British business leaders need to extend their cyber security defences beyond the threat posed by Russia to other states and criminal syndicates, one of the UK’s leading spymasters has warned.
In an interview with the Financial Times, Ciaran Martin, chief executive of the UK’s National Cyber Security Centre, which is part of the communications intelligence agency GCHQ, said that while Russia remained a serious threat to businesses, Iran and North Korea, as well as international cyber criminals, presented equal if not greater risks. IT security expetrs commented below.
Andy Norton, Director of Threat Intelligence at Lastline:
“Unfortunately the advice given is not actionable. How can businesses protect themselves from Russian national interests, when in actual fact they don’t know how to protect themselves from Russian inspired cyber attacks in the first place?
The UK needs a “cyber home front” initiative. It is in an Asynchronous Warfare situation, and the attackers constantly obscure their real intentions with a mosaic of apparently unstructured intrusions against any and all economic and political targets. This serves to dull our awareness to the overarching strategic goal of reducing western economic power, constricting political alliances and isolating individual nations.
The question that needs to be asked is “in a state of cyber warfare, what should we do differently?” and the answer to that question needs to be delivered to business leaders. Then, we might stop the death of a thousand cuts.”
Tim Helming, Director of Product Management at DomainTools:
“While it’s a sad fact that these measures are needed in the current geopolitical climate, it is a fact nonetheless. Threat actors from a number of hostile states are engaging in campaigns of cyber disruption and warfare in order to destabilise and damage political process in the West and further their own political aims: This is evident on both sides of the Atlantic. Detailed threat intelligence on the context and sources of these campaigns are necessary, but increasingly more difficulty to carry out in the current legislative climate. Much has been said of the dangers of cyber threats to physical infrastructure, but the threats to our political infrastructure can affect something even more critical; Our democracies.”

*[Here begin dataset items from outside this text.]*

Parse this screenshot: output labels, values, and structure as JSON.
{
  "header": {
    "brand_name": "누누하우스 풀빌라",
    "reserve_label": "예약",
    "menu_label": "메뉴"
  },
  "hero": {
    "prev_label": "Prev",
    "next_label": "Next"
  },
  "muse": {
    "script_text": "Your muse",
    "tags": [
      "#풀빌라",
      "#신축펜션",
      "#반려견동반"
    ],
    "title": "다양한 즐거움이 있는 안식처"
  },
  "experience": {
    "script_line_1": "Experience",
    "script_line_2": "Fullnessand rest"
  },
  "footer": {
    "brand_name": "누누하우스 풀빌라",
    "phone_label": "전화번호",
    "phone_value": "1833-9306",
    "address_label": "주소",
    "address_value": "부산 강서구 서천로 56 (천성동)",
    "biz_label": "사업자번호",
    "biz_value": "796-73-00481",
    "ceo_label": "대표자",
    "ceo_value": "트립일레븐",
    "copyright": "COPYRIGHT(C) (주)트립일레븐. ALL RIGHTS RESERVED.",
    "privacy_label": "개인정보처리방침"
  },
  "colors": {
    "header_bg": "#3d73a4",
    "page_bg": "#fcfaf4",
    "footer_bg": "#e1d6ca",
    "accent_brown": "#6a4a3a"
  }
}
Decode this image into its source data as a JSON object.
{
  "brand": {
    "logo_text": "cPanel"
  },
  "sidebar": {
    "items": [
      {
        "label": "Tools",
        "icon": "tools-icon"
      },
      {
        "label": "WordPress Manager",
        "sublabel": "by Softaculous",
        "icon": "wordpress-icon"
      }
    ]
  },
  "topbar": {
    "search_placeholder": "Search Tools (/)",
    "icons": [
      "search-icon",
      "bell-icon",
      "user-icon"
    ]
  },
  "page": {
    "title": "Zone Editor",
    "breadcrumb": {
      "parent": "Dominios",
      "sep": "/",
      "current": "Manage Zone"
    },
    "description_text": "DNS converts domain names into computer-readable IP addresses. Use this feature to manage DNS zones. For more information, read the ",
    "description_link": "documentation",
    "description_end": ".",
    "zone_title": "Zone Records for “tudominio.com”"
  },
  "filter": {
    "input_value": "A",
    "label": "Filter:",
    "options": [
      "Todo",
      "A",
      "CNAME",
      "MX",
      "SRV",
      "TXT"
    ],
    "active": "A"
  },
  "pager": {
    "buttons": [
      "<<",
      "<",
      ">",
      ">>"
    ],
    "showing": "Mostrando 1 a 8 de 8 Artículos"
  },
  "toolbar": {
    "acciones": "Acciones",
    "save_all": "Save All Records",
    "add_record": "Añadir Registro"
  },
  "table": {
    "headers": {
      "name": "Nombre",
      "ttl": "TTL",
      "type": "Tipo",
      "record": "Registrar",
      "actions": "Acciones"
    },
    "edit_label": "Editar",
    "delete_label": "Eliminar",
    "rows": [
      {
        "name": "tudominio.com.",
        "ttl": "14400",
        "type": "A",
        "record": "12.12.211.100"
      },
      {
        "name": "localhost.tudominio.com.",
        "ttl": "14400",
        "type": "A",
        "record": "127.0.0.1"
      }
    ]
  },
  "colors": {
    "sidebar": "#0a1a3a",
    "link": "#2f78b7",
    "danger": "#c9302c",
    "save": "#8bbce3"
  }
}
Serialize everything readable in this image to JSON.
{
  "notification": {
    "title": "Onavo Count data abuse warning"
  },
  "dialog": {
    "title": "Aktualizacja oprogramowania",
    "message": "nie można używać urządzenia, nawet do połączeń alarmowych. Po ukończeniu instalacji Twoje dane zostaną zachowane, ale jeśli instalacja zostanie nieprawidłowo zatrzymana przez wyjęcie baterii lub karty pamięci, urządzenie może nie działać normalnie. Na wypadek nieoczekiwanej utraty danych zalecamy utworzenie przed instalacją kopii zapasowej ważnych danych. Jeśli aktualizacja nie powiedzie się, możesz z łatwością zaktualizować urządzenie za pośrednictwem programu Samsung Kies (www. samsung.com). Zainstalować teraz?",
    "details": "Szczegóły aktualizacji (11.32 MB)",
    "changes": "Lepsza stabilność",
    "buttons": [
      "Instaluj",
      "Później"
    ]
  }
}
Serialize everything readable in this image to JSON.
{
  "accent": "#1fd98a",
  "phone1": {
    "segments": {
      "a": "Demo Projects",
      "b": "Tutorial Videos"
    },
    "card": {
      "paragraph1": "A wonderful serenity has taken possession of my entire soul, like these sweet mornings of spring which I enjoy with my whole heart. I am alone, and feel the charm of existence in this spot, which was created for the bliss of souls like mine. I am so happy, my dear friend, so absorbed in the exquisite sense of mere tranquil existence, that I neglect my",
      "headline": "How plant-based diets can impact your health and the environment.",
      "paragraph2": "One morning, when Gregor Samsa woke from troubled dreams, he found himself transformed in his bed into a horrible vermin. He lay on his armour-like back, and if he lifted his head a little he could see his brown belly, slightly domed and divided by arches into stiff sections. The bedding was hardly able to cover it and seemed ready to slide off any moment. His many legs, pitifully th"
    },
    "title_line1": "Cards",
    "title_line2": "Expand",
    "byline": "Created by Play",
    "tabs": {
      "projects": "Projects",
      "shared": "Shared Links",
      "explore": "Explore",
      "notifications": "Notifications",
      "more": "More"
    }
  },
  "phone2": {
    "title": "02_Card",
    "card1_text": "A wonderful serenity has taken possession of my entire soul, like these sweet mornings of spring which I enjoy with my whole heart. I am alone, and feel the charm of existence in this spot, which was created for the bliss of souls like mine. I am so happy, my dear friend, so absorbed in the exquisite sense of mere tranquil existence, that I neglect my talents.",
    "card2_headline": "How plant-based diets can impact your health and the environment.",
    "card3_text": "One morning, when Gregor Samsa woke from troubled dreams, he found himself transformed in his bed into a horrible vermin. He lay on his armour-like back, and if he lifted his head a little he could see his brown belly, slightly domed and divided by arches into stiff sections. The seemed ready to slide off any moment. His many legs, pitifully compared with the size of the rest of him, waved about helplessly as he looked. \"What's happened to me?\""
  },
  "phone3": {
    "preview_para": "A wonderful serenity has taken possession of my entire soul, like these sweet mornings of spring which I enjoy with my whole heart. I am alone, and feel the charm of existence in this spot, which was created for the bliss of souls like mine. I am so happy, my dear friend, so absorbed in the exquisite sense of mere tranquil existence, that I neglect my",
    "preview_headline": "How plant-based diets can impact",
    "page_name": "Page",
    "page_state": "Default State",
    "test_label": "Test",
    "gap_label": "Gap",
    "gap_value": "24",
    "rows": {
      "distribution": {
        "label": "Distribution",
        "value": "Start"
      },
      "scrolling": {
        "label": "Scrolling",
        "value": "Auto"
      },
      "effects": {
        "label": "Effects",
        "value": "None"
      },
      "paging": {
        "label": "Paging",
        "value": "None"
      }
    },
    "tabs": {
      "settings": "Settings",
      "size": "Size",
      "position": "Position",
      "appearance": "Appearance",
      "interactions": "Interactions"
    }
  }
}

Josef Williamson, Threat Intelligence Analyst at EclecticIQ:
“Today’s five question guide for boards by the NCSC is a welcome initiative in light of recent incidents like the British Airways breach. It’s vital that cyber strategy is discussed at board-level and that organisations begin to take a more proactive approach to their cyber defences, considering their responses to the key questions outlined this morning. Providing organisations with best practice with a formal toolkit later this year will ensure UKbusinesses have the best chance in defending against any potential threats.
“The next step from there is that businesses become more open in their intelligence sharing, putting collaboration at the centre of the fight against the evolving threat landscape. Standards are maturing, technology is maturing, and there is a big push from government to set up collaborative initiatives to ensure the public and private sectors are sharing insight on threats. Transparency is vital to success in business and embracing a stance of openness cannot only improve a business’s view of cyber threats, but can also fuel a wider cyber intelligence revolution.”